Even if small companies decide to return to the Iranian market and accept the risk of cooperating with Iran, large international companies commanding larger contracts will be very limited. And yet it is these big companies that will determine how Iran’s post-sanctions economy will take shape.
The return to a relatively “normal” economic climate can only happen if Iran commits to anti-money laundering regulations, and even then, such a change will not be immediate. Given the political divisions in the US, there is also no guarantee that agendas championed by Donald Trump will not be reignited again.
The United States’ withdrawal from the JCPOA and the return of unprecedented sanctions against the Islamic Republic has been a major blow to the confidence of investors and international organizations who worked or wanted to work with and in Iran.

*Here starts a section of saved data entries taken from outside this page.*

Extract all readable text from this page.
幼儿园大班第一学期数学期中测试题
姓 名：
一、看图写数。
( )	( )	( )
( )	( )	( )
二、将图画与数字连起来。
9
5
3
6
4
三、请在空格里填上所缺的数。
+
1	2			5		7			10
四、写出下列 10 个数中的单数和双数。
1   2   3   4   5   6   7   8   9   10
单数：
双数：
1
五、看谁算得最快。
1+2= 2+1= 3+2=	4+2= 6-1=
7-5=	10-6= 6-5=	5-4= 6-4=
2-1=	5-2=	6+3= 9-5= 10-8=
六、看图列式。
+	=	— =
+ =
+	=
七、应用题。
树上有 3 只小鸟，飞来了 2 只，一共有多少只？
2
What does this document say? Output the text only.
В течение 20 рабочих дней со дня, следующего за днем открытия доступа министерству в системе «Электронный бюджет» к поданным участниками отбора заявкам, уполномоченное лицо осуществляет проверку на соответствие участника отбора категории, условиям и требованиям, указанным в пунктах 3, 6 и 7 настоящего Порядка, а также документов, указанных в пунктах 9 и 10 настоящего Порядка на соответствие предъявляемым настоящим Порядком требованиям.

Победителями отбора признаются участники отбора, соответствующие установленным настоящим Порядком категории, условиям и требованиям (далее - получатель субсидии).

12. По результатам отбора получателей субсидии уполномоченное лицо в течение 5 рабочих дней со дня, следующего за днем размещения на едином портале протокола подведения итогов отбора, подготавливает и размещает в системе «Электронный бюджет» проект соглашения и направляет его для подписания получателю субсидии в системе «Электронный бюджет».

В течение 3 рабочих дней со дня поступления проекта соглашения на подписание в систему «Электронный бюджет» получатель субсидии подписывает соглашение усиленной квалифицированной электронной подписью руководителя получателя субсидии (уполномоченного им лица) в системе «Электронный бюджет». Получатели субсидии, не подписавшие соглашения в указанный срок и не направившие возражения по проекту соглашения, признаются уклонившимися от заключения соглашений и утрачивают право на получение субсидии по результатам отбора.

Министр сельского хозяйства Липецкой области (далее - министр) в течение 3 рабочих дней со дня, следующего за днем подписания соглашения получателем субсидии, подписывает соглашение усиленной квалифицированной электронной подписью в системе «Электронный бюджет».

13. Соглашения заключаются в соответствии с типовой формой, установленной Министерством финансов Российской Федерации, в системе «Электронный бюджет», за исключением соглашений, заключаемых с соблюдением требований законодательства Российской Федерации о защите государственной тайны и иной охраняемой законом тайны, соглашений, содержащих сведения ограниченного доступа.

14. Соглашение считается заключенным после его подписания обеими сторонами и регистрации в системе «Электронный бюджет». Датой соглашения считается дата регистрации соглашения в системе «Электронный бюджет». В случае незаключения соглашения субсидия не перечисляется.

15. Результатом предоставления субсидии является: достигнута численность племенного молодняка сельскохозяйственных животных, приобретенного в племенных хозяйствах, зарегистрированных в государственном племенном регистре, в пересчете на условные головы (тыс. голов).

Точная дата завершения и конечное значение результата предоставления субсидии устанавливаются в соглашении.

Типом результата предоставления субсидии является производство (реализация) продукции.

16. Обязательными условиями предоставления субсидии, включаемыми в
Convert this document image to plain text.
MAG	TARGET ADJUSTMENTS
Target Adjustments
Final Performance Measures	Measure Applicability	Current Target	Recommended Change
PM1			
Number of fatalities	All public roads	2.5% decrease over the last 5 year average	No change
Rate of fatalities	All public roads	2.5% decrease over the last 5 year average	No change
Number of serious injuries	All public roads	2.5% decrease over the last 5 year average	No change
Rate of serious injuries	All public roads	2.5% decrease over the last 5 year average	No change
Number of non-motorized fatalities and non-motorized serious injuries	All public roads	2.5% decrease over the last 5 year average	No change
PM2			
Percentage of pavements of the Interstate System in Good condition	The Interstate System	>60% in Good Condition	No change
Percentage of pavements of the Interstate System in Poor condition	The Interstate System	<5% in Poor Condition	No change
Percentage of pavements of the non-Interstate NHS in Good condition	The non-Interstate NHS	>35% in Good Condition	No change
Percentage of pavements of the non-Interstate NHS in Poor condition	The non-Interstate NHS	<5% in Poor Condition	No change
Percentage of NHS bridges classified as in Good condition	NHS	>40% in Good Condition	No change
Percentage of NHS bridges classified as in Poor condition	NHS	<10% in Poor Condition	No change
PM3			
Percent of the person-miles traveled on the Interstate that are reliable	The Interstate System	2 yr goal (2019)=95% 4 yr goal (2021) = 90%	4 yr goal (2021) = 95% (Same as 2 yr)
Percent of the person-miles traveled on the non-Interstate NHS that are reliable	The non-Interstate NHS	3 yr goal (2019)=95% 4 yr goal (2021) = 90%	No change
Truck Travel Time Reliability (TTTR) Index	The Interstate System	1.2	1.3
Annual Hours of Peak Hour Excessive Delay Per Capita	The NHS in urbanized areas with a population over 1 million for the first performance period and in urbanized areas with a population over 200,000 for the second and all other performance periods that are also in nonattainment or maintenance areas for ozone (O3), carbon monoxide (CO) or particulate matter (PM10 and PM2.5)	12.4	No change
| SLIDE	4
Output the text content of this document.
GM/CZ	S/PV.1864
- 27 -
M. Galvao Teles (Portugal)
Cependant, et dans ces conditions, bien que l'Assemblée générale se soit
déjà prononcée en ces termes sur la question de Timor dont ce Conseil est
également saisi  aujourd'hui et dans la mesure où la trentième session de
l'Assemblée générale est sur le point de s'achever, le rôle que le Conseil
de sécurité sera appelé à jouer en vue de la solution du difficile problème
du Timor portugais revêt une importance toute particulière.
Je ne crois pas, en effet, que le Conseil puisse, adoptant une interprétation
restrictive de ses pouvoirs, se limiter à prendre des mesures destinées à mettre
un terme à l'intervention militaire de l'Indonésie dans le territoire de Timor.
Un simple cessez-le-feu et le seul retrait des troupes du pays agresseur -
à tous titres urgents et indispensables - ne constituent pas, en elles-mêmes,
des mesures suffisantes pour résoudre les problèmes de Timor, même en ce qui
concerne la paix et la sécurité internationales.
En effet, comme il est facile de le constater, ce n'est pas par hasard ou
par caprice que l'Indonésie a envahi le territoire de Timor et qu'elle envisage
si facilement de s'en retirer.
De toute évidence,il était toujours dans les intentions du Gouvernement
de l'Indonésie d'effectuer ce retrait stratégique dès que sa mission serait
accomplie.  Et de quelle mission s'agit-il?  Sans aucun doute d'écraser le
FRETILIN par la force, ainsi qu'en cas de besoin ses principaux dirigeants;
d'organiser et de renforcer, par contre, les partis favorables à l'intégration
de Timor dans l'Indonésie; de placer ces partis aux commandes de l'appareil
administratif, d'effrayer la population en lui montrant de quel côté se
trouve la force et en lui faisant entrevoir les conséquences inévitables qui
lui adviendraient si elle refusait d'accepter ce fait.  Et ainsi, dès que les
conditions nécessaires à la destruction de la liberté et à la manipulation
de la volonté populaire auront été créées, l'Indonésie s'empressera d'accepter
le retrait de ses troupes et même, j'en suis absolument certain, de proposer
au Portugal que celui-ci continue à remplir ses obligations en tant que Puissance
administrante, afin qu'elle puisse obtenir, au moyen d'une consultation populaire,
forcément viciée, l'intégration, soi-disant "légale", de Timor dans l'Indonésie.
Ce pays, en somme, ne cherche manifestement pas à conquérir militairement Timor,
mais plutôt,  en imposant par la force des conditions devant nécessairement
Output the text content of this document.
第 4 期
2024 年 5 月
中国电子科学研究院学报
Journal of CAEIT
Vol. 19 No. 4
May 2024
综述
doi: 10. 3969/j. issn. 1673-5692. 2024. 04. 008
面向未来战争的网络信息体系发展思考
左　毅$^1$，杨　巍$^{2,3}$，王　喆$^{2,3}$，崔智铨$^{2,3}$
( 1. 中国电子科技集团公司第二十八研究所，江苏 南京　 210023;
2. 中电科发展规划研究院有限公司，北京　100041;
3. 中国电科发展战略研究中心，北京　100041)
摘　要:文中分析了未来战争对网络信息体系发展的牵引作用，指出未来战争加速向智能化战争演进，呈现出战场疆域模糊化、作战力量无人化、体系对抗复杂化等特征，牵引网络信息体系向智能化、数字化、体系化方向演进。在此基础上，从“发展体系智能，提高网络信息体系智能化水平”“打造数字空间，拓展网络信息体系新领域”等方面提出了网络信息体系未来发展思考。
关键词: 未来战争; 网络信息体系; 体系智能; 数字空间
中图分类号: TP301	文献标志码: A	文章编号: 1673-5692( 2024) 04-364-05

The effects of this will reverberate for years.
Accordingly, if US sanctions are lifted again, the return of major investors, including in the much-needed oil and gas industry, is unlikely.
What the Islamic Republic is likely to witness is small-scale commercial contracts, mainly regarding the sale of consumer goods. These contracts will come at a cost much greater than that of five years ago.
When the US withdrew from the JCPOA, Iran lost a historic opportunity, which was initiated to a great degree by the administration of Barack Obama. Although Donald Trump walked away from the deal, there can be no question that Iran provoked this collapse. Whatever happens now, even the best case scenario will mean Iran will only begin an early process of regaining some of this opportunity. The Iranian citizens are the big losers here, and this loss will be felt, without compensation, for years to come.